La versione di Teheran
La versione di Teheran è questa: "Ore dopo l'operazione di attacco missilistico dell'IRGC (la Guardia Rivoluzionaria, ndr)contro la base USA, i voli aerei delle forze terroristiche statunitensi sono aumentati vicino ai confini iraniani e anche alcune notizie di minacce aeree contro i centri strategici del Paese sono state consegnate alle unità di difesa e alcuni obiettivi sono stati visti sui radar che hanno causato una maggiore sensibilità nelle difese aeree". La nota iraniana prosegue spiegando che "in condizioni così sensibili e critiche, il volo n. 752 dell'Ukraine International Airlines parte dall'aeroporto Imam Khomeini e, pur cambiando direzione, assomiglia completamente a un obiettivo ostile che si avvicina a un centro sensibile dell'IRGC. In queste circostanze, a causa di un errore umano e involontariamente, l'aereo è stato preso di mira che purtroppo ha portato al martirio di una schiera di cari compatrioti e alla perdita della vita di alcuni cittadini stranieri".
La confessione iraniana sembra fare breccia nelle cancellerie, che da Londra a Berlino la giudicano un "passo importante", ma il Canada, che conta 57 vittime nell'abbattimento, vuole "chiarezza" e con il premier Justin Trudeau, che parla al telefono con Rohani, chiede "trasparenza e giustizia" e manda una squadra di investigatori in Iran. Esperti francesi e ucraini, dal canto loro, lavoreranno alle scatole nere.

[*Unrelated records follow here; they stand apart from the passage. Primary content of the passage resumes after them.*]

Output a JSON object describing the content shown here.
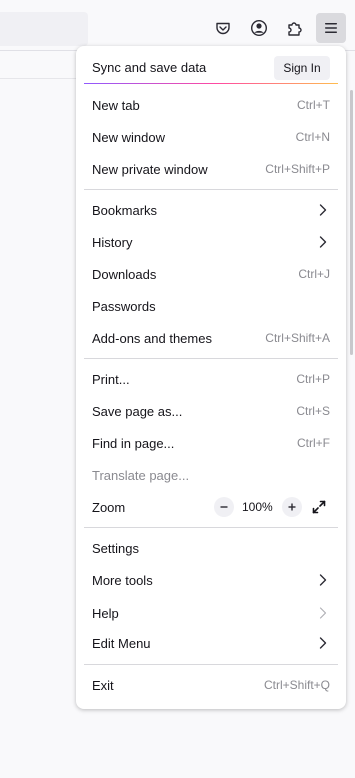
{
  "toolbar": {
    "buttons": [
      {
        "icon": "pocket-icon"
      },
      {
        "icon": "account-icon"
      },
      {
        "icon": "extensions-icon"
      },
      {
        "icon": "hamburger-menu-icon"
      }
    ]
  },
  "menu": {
    "sync": {
      "label": "Sync and save data",
      "sign_in": "Sign In"
    },
    "items": {
      "new_tab": {
        "label": "New tab",
        "shortcut": "Ctrl+T"
      },
      "new_window": {
        "label": "New window",
        "shortcut": "Ctrl+N"
      },
      "new_private_window": {
        "label": "New private window",
        "shortcut": "Ctrl+Shift+P"
      },
      "bookmarks": {
        "label": "Bookmarks"
      },
      "history": {
        "label": "History"
      },
      "downloads": {
        "label": "Downloads",
        "shortcut": "Ctrl+J"
      },
      "passwords": {
        "label": "Passwords"
      },
      "addons": {
        "label": "Add-ons and themes",
        "shortcut": "Ctrl+Shift+A"
      },
      "print": {
        "label": "Print...",
        "shortcut": "Ctrl+P"
      },
      "save_page": {
        "label": "Save page as...",
        "shortcut": "Ctrl+S"
      },
      "find": {
        "label": "Find in page...",
        "shortcut": "Ctrl+F"
      },
      "translate": {
        "label": "Translate page..."
      },
      "zoom": {
        "label": "Zoom",
        "value": "100%"
      },
      "settings": {
        "label": "Settings"
      },
      "more_tools": {
        "label": "More tools"
      },
      "help": {
        "label": "Help"
      },
      "edit_menu": {
        "label": "Edit Menu"
      },
      "exit": {
        "label": "Exit",
        "shortcut": "Ctrl+Shift+Q"
      }
    }
  },
  "colors": {
    "accent_gradient": [
      "#9059ff",
      "#ff4aa2",
      "#ffbd4f"
    ],
    "menu_bg": "#ffffff",
    "shortcut_text": "#8a8a90"
  }
}
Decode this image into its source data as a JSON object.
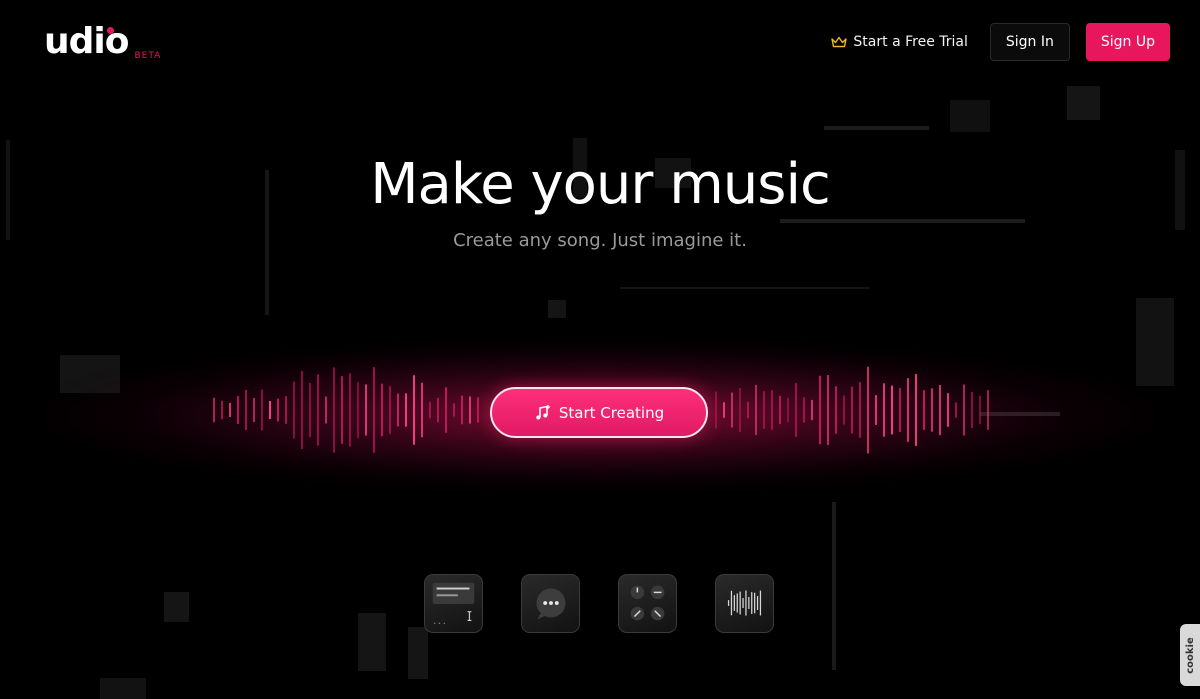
{
  "header": {
    "logo_text": "udio",
    "logo_badge": "BETA",
    "trial_label": "Start a Free Trial",
    "signin_label": "Sign In",
    "signup_label": "Sign Up"
  },
  "hero": {
    "title": "Make your music",
    "subtitle": "Create any song. Just imagine it.",
    "cta_label": "Start Creating"
  },
  "feature_icons": [
    "text-prompt-icon",
    "chat-icon",
    "knobs-icon",
    "waveform-icon"
  ],
  "cookie_label": "cookie",
  "colors": {
    "accent": "#e8175d",
    "background": "#000000",
    "subtitle": "#9a9a9a"
  }
}
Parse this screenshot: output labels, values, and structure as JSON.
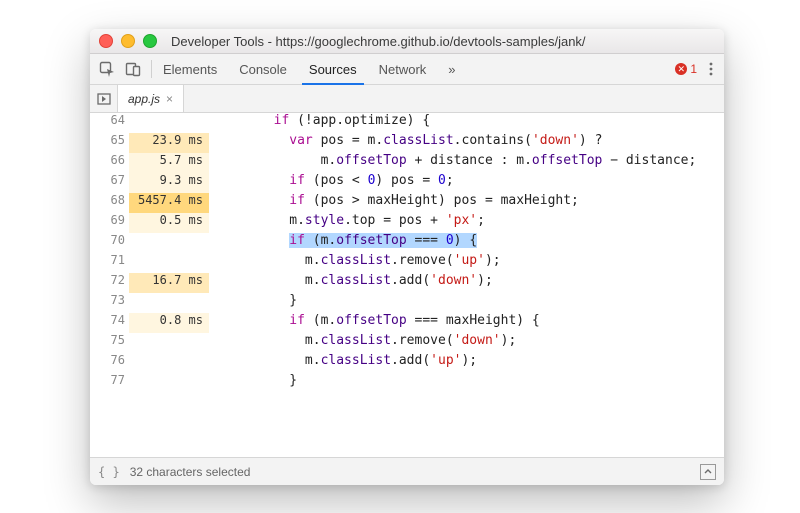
{
  "window": {
    "title": "Developer Tools - https://googlechrome.github.io/devtools-samples/jank/"
  },
  "tabs": {
    "items": [
      "Elements",
      "Console",
      "Sources",
      "Network"
    ],
    "activeIndex": 2,
    "overflow": "»",
    "errorCount": "1"
  },
  "fileTab": {
    "label": "app.js",
    "close": "×"
  },
  "status": {
    "text": "32 characters selected"
  },
  "code": {
    "selectedLine": 70,
    "lines": [
      {
        "n": 64,
        "timing": "",
        "heat": "",
        "indent": 8,
        "html": "<span class='kw'>if</span> (!app.optimize) {"
      },
      {
        "n": 65,
        "timing": "23.9 ms",
        "heat": "t1",
        "indent": 10,
        "html": "<span class='kw'>var</span> pos = m.<span class='prop'>classList</span>.contains(<span class='str'>'down'</span>) ?"
      },
      {
        "n": 66,
        "timing": "5.7 ms",
        "heat": "t0",
        "indent": 14,
        "html": "m.<span class='prop'>offsetTop</span> + distance : m.<span class='prop'>offsetTop</span> &minus; distance;"
      },
      {
        "n": 67,
        "timing": "9.3 ms",
        "heat": "t0",
        "indent": 10,
        "html": "<span class='kw'>if</span> (pos &lt; <span class='num'>0</span>) pos = <span class='num'>0</span>;"
      },
      {
        "n": 68,
        "timing": "5457.4 ms",
        "heat": "t3",
        "indent": 10,
        "html": "<span class='kw'>if</span> (pos &gt; maxHeight) pos = maxHeight;"
      },
      {
        "n": 69,
        "timing": "0.5 ms",
        "heat": "t0",
        "indent": 10,
        "html": "m.<span class='prop'>style</span>.top = pos + <span class='str'>'px'</span>;"
      },
      {
        "n": 70,
        "timing": "",
        "heat": "",
        "indent": 10,
        "html": "<span class='sel'><span class='kw'>if</span> (m.<span class='prop'>offsetTop</span> === <span class='num'>0</span>) {</span>"
      },
      {
        "n": 71,
        "timing": "",
        "heat": "",
        "indent": 12,
        "html": "m.<span class='prop'>classList</span>.remove(<span class='str'>'up'</span>);"
      },
      {
        "n": 72,
        "timing": "16.7 ms",
        "heat": "t1",
        "indent": 12,
        "html": "m.<span class='prop'>classList</span>.add(<span class='str'>'down'</span>);"
      },
      {
        "n": 73,
        "timing": "",
        "heat": "",
        "indent": 10,
        "html": "}"
      },
      {
        "n": 74,
        "timing": "0.8 ms",
        "heat": "t0",
        "indent": 10,
        "html": "<span class='kw'>if</span> (m.<span class='prop'>offsetTop</span> === maxHeight) {"
      },
      {
        "n": 75,
        "timing": "",
        "heat": "",
        "indent": 12,
        "html": "m.<span class='prop'>classList</span>.remove(<span class='str'>'down'</span>);"
      },
      {
        "n": 76,
        "timing": "",
        "heat": "",
        "indent": 12,
        "html": "m.<span class='prop'>classList</span>.add(<span class='str'>'up'</span>);"
      },
      {
        "n": 77,
        "timing": "",
        "heat": "",
        "indent": 10,
        "html": "}"
      }
    ]
  }
}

Mike Pompeo, invece, si rivolge invece ai manifestanti: "La voce del popolo iraniano è chiara. Ne hanno abbastanza delle bugie del regime, della corruzione, dell'inettitudine e della brutalità dei Guardiani della rivoluzione islamica sotto la cleptocrazia di Khameini". "Stiamo - conclude il segretario di Stato americano ritwittando un filmato delle proteste - con il popolo iraniano che merita un futuro migliore".